La librairie permanente de l’abbaye médiévale de Lagrasse a changé de nom et de lieu. Elle s’appelle désormais la librairie Les arts de lire et elle se situe au cœur même du monument, « une manière forte de signifier que le livre et la littérature sont au cœur du projet », souligne Jean-Sébastien Steil, le directeur du Centre culturel.
Entrons donc dans ce nouvel espace et laissons-nous guider par Aline Costella et Nicolas Seine, les libraires qui ont conçu les tables dédiées au Banquet du livre.
La Genèse, la création du monde, les mythes fondateurs, les commencements : c’est avec les ouvrages en référence au séminaire de pré-Banquet sur Les générations du ciel et de la terre qu’Aline Costella nous accueille.
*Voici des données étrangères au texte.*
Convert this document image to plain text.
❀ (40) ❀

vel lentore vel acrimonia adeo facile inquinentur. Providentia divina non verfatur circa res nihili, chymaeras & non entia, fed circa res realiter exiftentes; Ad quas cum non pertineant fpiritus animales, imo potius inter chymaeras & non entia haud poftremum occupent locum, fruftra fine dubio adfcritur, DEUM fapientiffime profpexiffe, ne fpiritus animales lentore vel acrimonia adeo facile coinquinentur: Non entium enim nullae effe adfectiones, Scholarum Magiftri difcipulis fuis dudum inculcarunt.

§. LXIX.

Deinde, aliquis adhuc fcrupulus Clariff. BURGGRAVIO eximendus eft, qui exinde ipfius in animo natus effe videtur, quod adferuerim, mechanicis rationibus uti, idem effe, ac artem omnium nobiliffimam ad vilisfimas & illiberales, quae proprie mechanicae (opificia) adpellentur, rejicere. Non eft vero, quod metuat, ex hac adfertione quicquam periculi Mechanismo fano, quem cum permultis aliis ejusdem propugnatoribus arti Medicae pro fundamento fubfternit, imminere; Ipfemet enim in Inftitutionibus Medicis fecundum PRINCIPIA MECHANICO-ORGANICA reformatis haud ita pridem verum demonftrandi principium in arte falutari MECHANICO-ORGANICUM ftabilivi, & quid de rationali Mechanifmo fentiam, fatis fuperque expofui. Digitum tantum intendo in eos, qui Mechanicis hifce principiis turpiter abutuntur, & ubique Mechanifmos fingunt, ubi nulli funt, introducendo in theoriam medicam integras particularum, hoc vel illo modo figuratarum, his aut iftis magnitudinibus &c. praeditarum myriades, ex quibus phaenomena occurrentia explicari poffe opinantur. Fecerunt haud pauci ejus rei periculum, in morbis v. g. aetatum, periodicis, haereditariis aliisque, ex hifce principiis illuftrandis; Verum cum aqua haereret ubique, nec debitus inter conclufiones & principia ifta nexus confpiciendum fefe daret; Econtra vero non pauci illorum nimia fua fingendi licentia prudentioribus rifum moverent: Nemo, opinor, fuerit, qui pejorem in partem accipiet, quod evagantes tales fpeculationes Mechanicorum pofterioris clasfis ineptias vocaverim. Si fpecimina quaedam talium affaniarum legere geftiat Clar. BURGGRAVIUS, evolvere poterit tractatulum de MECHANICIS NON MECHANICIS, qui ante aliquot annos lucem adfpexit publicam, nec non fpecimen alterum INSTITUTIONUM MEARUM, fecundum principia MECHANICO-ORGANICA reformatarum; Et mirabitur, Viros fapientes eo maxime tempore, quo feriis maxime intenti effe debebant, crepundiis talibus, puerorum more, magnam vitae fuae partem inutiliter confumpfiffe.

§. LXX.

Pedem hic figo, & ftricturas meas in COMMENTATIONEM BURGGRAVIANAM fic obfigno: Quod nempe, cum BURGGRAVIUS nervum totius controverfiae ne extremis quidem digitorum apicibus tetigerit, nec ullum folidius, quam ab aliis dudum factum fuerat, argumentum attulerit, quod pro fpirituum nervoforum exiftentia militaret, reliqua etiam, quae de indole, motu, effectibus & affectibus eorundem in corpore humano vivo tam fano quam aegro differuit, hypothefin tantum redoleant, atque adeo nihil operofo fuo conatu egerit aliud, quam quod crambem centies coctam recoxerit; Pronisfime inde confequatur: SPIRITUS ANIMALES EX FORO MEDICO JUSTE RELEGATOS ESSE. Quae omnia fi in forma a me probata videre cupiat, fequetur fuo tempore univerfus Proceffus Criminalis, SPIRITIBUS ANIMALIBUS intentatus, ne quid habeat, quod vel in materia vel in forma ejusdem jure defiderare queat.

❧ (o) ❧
Il y a là, familiers des rayons, les titres parus dans la collection Les dix paroles des éditions Verdier : Le Zohar (Genèse et Les lamentations), Midrash Rabba… Et les livres du philosophe et talmudiste Ivan Segré, animateur dudit séminaire : La souveraineté adamique, L’intellectuel compulsif, entre autres…
Le féminisme des années 70 à aujourd’hui ne pouvait être absent d’une librairie dédiée à un Banquet qui s’interroge sur les générations. « Nous avons voulu savoir ce que les féministes d’aujourd’hui ont gardé de leurs aînées. Qu’ont-elles modifié dans leurs luttes ? Quelles figures ont-elles reprises ou abandonnées ? », argumente Aline. L’histoire du féminisme donc avec le désormais classique Ne nous libérez pas on s’en charge de Bibia Pavard, Florence Rochefort et Michelle Zancarini-Fournel aux éditions de La Découverte. Sur la même table, une approche de l’intersectionnalité vue par Kimberlé Crenshaw. Le féminisme à l’aune des autres formes de discrimination complète cet ensemble. Le livre d’Ovidie La chair est triste hélas, premier titre de la toute nouvelle collection dirigée par Vanessa Springora aux éditions Julliard trouve ici sa place, naturellement. « Sur toutes les tables, précise la libraire, nous proposons des ouvrages nés de trajectoires particulières ».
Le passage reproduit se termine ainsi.